To solve for the inverse sine of \(-\frac{\sqrt{2}}{2}\), we look for an angle within this range whose sine is \(-\frac{\sqrt{2}}{2}\). The angle that satisfies \( \sin(y) = -\frac{\sqrt{2}}{2} \) is \(-\frac{\pi}{4}\). This is because, in the fourth quadrant, the sine is negative, and \(\pi/4\) is the reference angle for \(\sqrt{2}/2\). When flipped to the fourth quadrant, we find \( y = -\frac{\pi}{4} \).

• Remember, sine is negative in the third and fourth quadrants.
• Inverse sine is used to "undo" the sine function to find the angle.

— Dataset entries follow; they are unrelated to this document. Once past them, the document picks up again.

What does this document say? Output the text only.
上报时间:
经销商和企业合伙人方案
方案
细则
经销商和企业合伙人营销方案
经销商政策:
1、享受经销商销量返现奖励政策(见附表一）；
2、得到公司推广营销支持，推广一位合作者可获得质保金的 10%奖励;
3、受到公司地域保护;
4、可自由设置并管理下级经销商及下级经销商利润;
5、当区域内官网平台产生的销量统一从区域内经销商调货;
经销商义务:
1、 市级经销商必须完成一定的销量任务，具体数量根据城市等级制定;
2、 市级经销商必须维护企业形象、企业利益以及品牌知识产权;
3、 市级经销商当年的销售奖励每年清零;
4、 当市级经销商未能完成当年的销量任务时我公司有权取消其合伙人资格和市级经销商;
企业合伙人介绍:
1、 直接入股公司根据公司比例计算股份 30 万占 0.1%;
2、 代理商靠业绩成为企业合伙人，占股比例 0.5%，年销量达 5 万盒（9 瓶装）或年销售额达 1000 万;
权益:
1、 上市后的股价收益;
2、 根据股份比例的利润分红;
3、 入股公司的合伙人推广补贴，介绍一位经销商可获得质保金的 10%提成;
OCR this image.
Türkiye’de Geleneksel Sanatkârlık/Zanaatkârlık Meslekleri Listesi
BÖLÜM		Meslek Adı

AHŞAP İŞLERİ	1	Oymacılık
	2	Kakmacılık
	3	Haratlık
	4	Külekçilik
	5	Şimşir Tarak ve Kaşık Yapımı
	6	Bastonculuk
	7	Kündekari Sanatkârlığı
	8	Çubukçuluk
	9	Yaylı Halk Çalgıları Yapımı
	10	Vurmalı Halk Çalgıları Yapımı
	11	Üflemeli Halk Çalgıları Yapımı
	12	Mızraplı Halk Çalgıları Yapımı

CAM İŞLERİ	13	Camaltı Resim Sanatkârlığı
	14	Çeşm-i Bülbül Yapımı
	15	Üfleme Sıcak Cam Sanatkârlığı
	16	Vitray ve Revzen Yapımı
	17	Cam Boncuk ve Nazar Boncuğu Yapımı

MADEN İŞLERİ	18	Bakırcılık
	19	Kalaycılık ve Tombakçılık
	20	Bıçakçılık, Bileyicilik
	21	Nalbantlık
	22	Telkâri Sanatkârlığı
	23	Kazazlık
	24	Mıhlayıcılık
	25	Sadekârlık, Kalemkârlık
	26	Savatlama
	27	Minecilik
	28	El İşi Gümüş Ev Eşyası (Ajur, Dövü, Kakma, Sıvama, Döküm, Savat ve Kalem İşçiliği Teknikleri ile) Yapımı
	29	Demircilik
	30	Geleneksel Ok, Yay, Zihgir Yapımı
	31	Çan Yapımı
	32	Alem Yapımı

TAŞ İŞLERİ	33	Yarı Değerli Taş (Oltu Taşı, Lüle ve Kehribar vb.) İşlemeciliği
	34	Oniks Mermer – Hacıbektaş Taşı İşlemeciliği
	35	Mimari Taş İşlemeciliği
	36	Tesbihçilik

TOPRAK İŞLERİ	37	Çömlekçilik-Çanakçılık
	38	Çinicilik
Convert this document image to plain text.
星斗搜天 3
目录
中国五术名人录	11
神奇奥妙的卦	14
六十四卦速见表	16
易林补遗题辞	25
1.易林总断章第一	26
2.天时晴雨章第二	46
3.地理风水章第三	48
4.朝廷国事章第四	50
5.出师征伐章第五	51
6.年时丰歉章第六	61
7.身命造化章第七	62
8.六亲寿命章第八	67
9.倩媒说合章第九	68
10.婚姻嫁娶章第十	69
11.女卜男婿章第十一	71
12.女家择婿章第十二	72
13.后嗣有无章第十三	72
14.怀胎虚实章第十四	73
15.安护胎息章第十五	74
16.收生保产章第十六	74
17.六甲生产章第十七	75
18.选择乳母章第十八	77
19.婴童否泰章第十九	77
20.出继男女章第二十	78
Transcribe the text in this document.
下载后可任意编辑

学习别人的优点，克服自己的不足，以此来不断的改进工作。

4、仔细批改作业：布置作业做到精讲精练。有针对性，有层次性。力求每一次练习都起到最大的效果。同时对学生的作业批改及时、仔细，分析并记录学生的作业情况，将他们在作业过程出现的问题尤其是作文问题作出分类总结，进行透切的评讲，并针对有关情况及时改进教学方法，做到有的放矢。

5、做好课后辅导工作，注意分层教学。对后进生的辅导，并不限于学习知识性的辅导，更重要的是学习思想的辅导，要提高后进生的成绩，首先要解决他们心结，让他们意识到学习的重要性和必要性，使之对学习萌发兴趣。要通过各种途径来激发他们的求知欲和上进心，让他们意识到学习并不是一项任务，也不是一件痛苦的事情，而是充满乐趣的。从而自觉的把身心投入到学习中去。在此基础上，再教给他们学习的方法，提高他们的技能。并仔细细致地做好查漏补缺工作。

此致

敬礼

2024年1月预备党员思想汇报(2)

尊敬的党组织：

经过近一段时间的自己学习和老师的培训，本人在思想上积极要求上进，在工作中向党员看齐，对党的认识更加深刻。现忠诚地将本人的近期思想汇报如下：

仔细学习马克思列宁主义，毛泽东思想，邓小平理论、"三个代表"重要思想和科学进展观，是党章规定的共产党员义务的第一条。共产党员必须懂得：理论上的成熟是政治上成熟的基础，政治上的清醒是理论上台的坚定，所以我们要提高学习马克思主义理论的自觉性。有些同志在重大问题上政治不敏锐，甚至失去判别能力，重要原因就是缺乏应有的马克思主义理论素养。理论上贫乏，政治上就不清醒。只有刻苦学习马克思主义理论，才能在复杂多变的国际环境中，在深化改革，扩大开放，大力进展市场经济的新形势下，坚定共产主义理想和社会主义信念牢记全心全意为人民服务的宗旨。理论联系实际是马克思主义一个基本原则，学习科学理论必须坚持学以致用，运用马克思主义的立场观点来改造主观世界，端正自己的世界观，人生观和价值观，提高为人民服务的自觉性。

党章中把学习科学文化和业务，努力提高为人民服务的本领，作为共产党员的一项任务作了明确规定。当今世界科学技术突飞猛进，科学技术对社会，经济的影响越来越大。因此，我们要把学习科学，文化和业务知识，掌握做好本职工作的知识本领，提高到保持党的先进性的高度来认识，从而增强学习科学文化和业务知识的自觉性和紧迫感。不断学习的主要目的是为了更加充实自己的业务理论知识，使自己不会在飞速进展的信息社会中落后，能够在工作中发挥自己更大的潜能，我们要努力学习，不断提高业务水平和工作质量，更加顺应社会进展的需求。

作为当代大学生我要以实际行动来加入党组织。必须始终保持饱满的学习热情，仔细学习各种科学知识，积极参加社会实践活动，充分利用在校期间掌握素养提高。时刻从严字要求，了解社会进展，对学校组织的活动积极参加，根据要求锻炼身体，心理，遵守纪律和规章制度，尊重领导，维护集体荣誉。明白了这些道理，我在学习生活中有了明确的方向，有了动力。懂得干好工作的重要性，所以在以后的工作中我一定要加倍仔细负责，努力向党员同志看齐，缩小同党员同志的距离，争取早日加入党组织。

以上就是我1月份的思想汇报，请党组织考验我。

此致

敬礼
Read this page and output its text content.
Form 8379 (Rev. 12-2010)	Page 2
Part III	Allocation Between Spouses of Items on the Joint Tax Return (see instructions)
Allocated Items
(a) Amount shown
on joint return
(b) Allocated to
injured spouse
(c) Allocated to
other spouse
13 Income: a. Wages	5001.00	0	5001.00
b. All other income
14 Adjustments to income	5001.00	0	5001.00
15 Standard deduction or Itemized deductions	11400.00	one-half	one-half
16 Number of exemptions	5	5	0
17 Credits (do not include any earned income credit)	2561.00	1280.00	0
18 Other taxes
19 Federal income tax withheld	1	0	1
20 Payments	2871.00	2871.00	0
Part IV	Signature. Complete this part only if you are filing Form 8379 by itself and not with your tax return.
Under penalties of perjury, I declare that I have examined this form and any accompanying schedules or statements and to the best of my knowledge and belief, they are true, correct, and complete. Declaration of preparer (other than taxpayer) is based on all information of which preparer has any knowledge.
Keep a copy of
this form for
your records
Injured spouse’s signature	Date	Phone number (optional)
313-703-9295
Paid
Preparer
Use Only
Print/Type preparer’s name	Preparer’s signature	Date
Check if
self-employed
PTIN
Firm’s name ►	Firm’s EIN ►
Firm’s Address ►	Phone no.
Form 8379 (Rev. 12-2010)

The inverse cosine function, noted as \( \cos^{-1}(x) \), helps in determining the angle whose cosine is a specific number \( x \). Its range is from \(0\) to \(\pi\), covering angles in the first and second quadrants. The inverse cosine gives a unique angle from this range, making it easier for calculations and avoiding ambiguity.

In the exercise, for \( \cos^{-1}(-\frac{1}{2}) \), we're tasked to find an angle \( y \) within \(0\) to \(\pi\) with a cosine of \(-\frac{1}{2}\). Since cosine is negative in the second quadrant, we know \(-\frac{1}{2}\) is found at the angle \( \frac{2\pi}{3} \). This means the cosine of \( \frac{2\pi}{3} \) equals \(-\frac{1}{2}\), allowing us to conclude that \( \cos^{-1}(-\frac{1}{2}) = \frac{2\pi}{3} \).

• Cosine is positive in the first quadrant but negative in the second.
• Inverse cosine efficiently provides a definitive angle without confusion.

The inverse tangent function, expressed as \( \tan^{-1}(x) \), is essential for finding the angle whose tangent equals a given real number \( x \). This function works within the range \(-\frac{\pi}{2}\) to \(\frac{\pi}{2}\), meaning it only considers angles from the fourth quadrant up to the first quadrant. These constraints ensure precision and prevent overlap with other possible angle solutions.

In the problem involving \( \tan^{-1}(-\sqrt{3}) \), we're finding an angle \( y \) in the specified range that satisfies \( \tan(y) = -\sqrt{3} \). We know that \(\tan(\frac{\pi}{3}) = \sqrt{3}\), and since we need a negative value, \( y = -\frac{\pi}{3} \) is the solution. Here, \(\tan(y)\) is negative in the fourth quadrant, giving us \(-\sqrt{3}\) for \( y = -\frac{\pi}{3} \).

• Recall that tangent is positive in the first and third quadrants, but negative in the second and fourth.
• Reverse tangent function can handle all real number inputs due to its nature.